- Review why and how timelines are used. (history and science textbooks, Facebook, baby books, biographies, etc). They show the reader how things, events, or people change over time. Project timelines can help people know how to manage time to achieve a goal.
- Display examples of timelines from a document camera or interactive whiteboard, if possible, and discuss how much information can be learned from the different timelines. Some timelines are annotated (added information in captions) and others are only dates and events. Which are more useful for students to learn from?
- Review background information about the Marquis de Lafayette: volunteering to serve in the American Army for free, his young age (19), his influence with France, his role with General Washington, his Revolutionary battle losses and wins.
- Explain to the students that they will be creating an annotated timeline to explain about Lafayette's tour of Alabama 50 years after the Revolution ended.
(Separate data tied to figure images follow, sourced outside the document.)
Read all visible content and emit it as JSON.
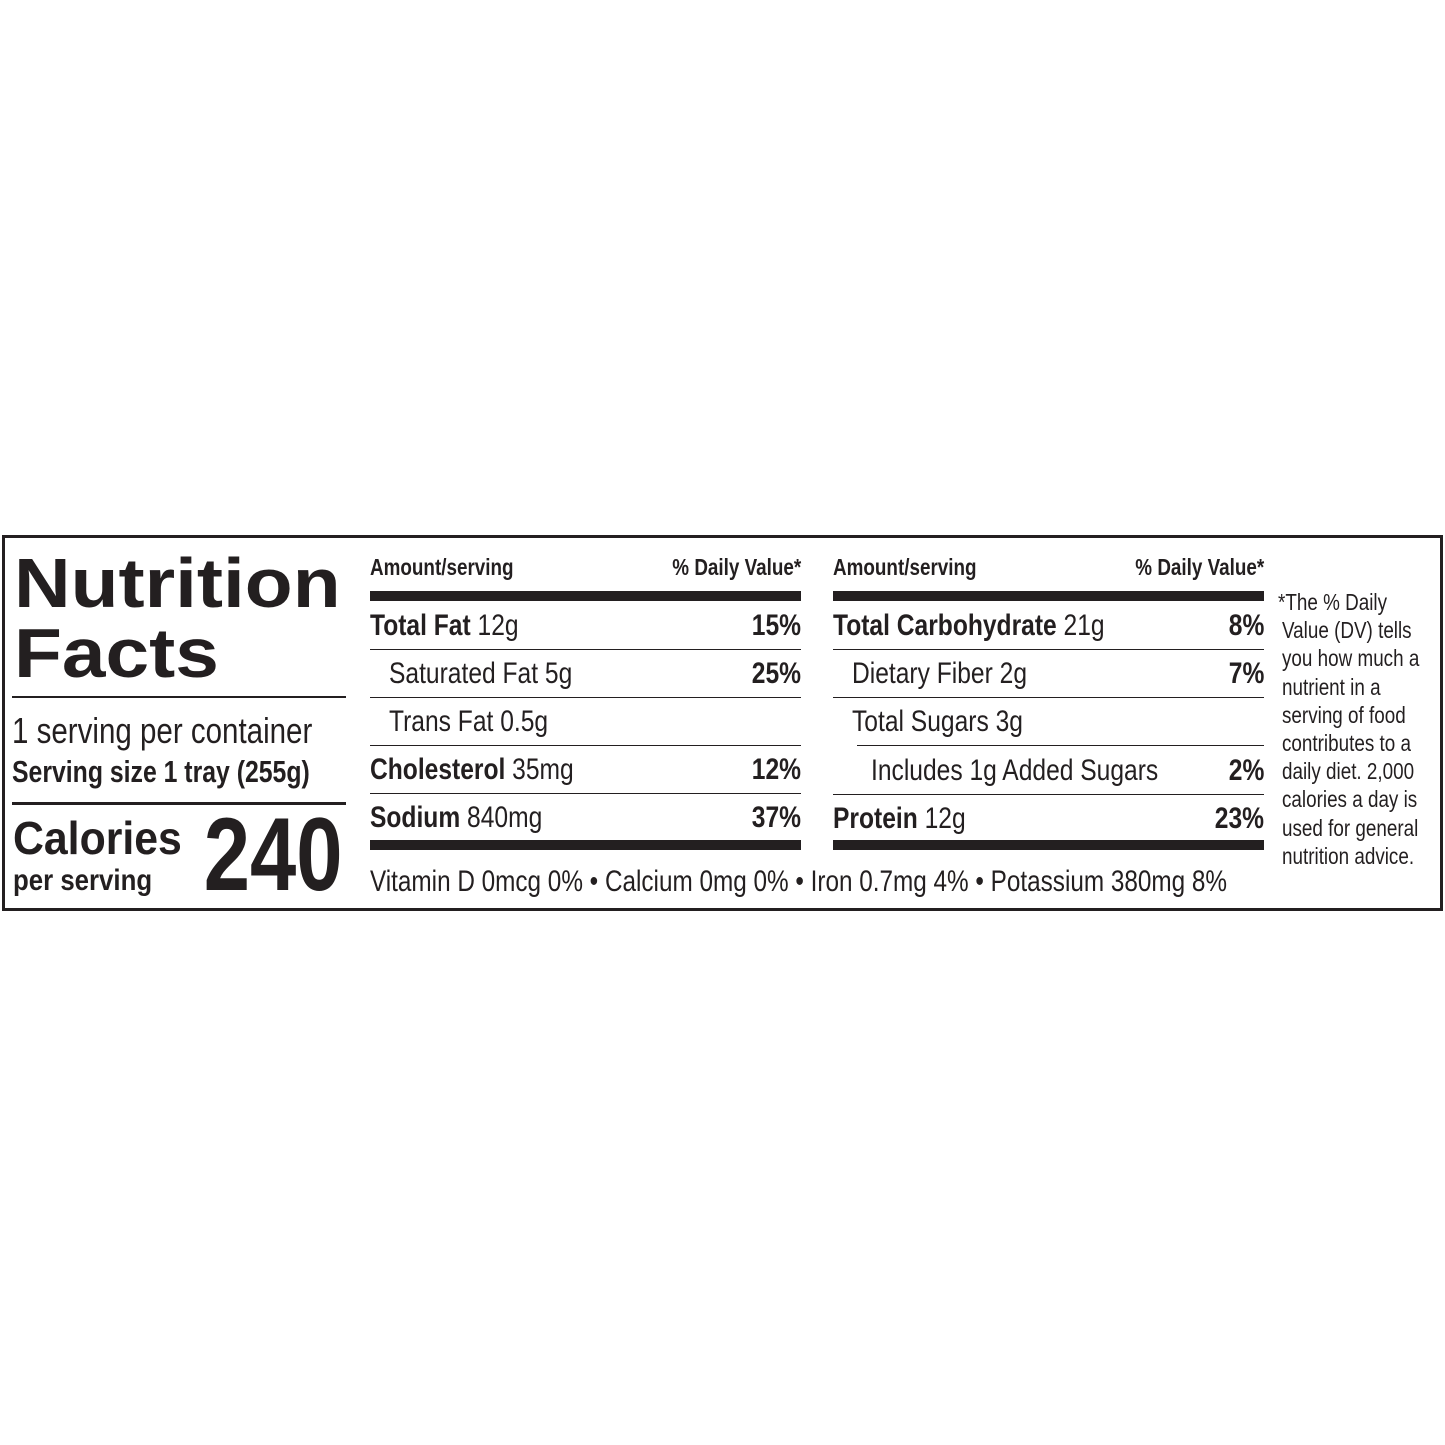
{
  "title_line1": "Nutrition",
  "title_line2": "Facts",
  "servings_per_container": "1 serving per container",
  "serving_size": "Serving size 1 tray (255g)",
  "calories_label": "Calories",
  "calories_sublabel": "per serving",
  "calories_value": "240",
  "column_header": {
    "amount": "Amount/serving",
    "dv": "% Daily Value*"
  },
  "left_rows": [
    {
      "name": "Total Fat",
      "amount": "12g",
      "dv": "15%"
    },
    {
      "name": "Saturated Fat",
      "amount": "5g",
      "dv": "25%"
    },
    {
      "name": "Trans Fat",
      "amount": "0.5g",
      "dv": ""
    },
    {
      "name": "Cholesterol",
      "amount": "35mg",
      "dv": "12%"
    },
    {
      "name": "Sodium",
      "amount": "840mg",
      "dv": "37%"
    }
  ],
  "right_rows": [
    {
      "name": "Total Carbohydrate",
      "amount": "21g",
      "dv": "8%"
    },
    {
      "name": "Dietary Fiber",
      "amount": "2g",
      "dv": "7%"
    },
    {
      "name": "Total Sugars",
      "amount": "3g",
      "dv": ""
    },
    {
      "name": "Includes 1g Added Sugars",
      "amount": "",
      "dv": "2%"
    },
    {
      "name": "Protein",
      "amount": "12g",
      "dv": "23%"
    }
  ],
  "micronutrients": "Vitamin D 0mcg 0% • Calcium 0mg 0% • Iron 0.7mg 4% • Potassium 380mg 8%",
  "footnote_lines": [
    "*The % Daily",
    "Value (DV) tells",
    "you how much a",
    "nutrient in a",
    "serving of food",
    "contributes to a",
    "daily diet. 2,000",
    "calories a day is",
    "used for general",
    "nutrition advice."
  ]
}
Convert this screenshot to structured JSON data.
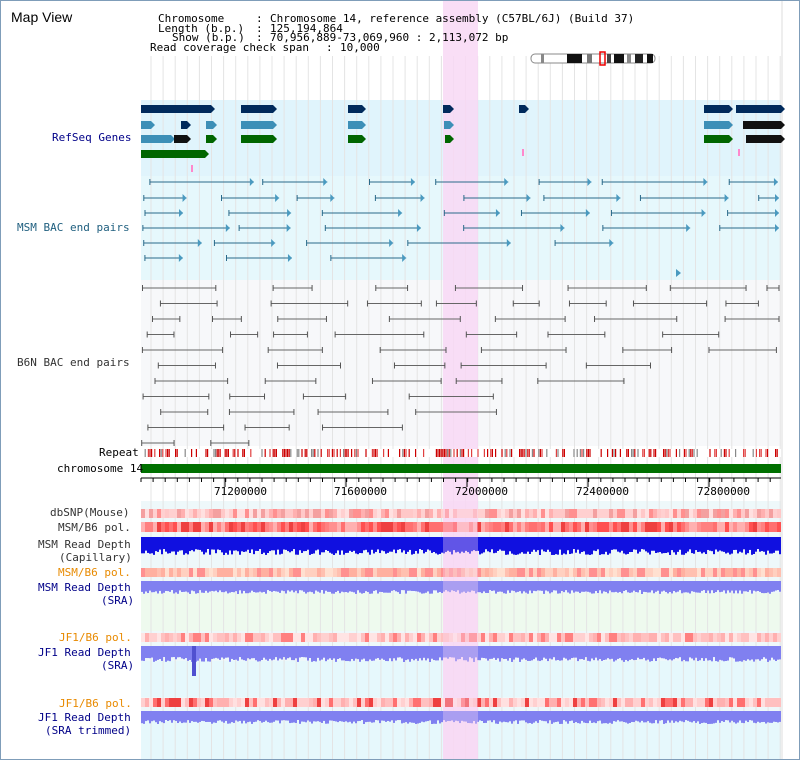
{
  "panel": {
    "title": "Map View"
  },
  "info": {
    "chromosome_key": "Chromosome",
    "chromosome_value": "Chromosome 14, reference assembly (C57BL/6J) (Build 37)",
    "length_key": "Length (b.p.)",
    "length_value": "125,194,864",
    "show_key": "Show (b.p.)",
    "show_value": "70,956,889-73,069,960 : 2,113,072 bp",
    "span_key": "Read coverage check span",
    "span_value": "10,000",
    "sep": ":"
  },
  "tracks": {
    "refseq": "RefSeq Genes",
    "msm_bac": "MSM BAC end pairs",
    "b6n_bac": "B6N BAC end pairs",
    "repeat": "Repeat",
    "chromosome": "chromosome 14",
    "dbsnp": "dbSNP(Mouse)",
    "msm_b6_pol": "MSM/B6 pol.",
    "msm_read_depth_cap_1": "MSM Read Depth",
    "msm_read_depth_cap_2": "(Capillary)",
    "msm_b6_pol_sra": "MSM/B6 pol.",
    "msm_read_depth_sra_1": "MSM Read Depth",
    "msm_read_depth_sra_2": "(SRA)",
    "jf1_b6_pol": "JF1/B6 pol.",
    "jf1_read_depth_1": "JF1 Read Depth",
    "jf1_read_depth_2": "(SRA)",
    "jf1_b6_pol_trim": "JF1/B6 pol.",
    "jf1_read_depth_trim_1": "JF1 Read Depth",
    "jf1_read_depth_trim_2": "(SRA trimmed)"
  },
  "axis": {
    "ticks": [
      "71200000",
      "71600000",
      "72000000",
      "72400000",
      "72800000"
    ]
  },
  "colors": {
    "refseq_bg": "#e0f4fc",
    "msm_bg": "#e6f8fc",
    "highlight": "#f8d8f4",
    "chromosome_bar": "#007000",
    "gene_navy": "#002a5c",
    "gene_teal": "#3d8fb7",
    "gene_green": "#006600",
    "msm_line": "#2a6a8a",
    "b6n_line": "#666666",
    "read_depth_blue": "#1010e0",
    "read_depth_sra": "#8080f0"
  }
}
- Assign students to work in small groups
- Distribute the Encyclopedia of Alabama's article about Lafayette's Grand Tour.
- The teacher should read aloud the first 3 paragraphs, discussing the background of Lafayette's role in the Revolution and his years back in France.
- Allow students to read the remaining text in small groups, while highlighting dates, events, and people involved.
- Discuss any vocabulary as needed.
- When most have finished reading and highlighting, allow time for a class discussion about Lafayette's time in Alabama.
- If time and technology are available, allow students to search for information about Lafayette's Grand Tour in other states. The additional information may be helpful as a comparison to Alabama's celebration.
- Display the photographs that illustrate the places that still remain that were visited and discuss the events that occurred at each one. Photographs are located in the Attachments section.
- Display the receipt of the Lafayette celebration and discuss the huge expense to the Alabama government. Is anything on the list surprising? Explain why some items are necessary, like all the pickled food. Are the prices unusual? How would they compare today? If possible, use the measuringworth.com website to compare money from 1825 to the present.
- Remind students of the life in rural, lower Alabama in the early 1800's. Who would be a part of the tour? (townspeople, land owners, slaves?) How would they dress? What transportation would be available to them? What political leaders would Lafayette meet? What roles would slaves and Native Americans play in the tour? How would the Alabama tour be different than other states he visited?
- Distribute the legal size paper and have the students draw a line down the center of the paper, lengthwise.
- Ask the students to give the dates and events that were highlighted. (Teacher may write them on the board or under document camera.)
- Model how to add the dates to create a timeline (using a document camera or on the board). Be sure to spread out the dates enough to annotate them.
- Allow students time to complete the timeline and annotate each date with a brief summary of each event.
- Illustrate appropriately and add a title.
- Remind students that annotations and illustrations should reflect life in rural, lower Alabama in the early 1800's.
- Encourage students to include information and illustrations that reflect Lafayette and the entourage, townspeople that Lafayette may have met, a farmer, a political leader, a Creek Indian, and a slave or servant. Each would have had a different perspective.
- Allow students to share a few annotations as examples of successful summaries.
- Compare Lafayette's visit to Alabama to one that a dignitary from Europe might get today. How would the people involved, events and supplies be different?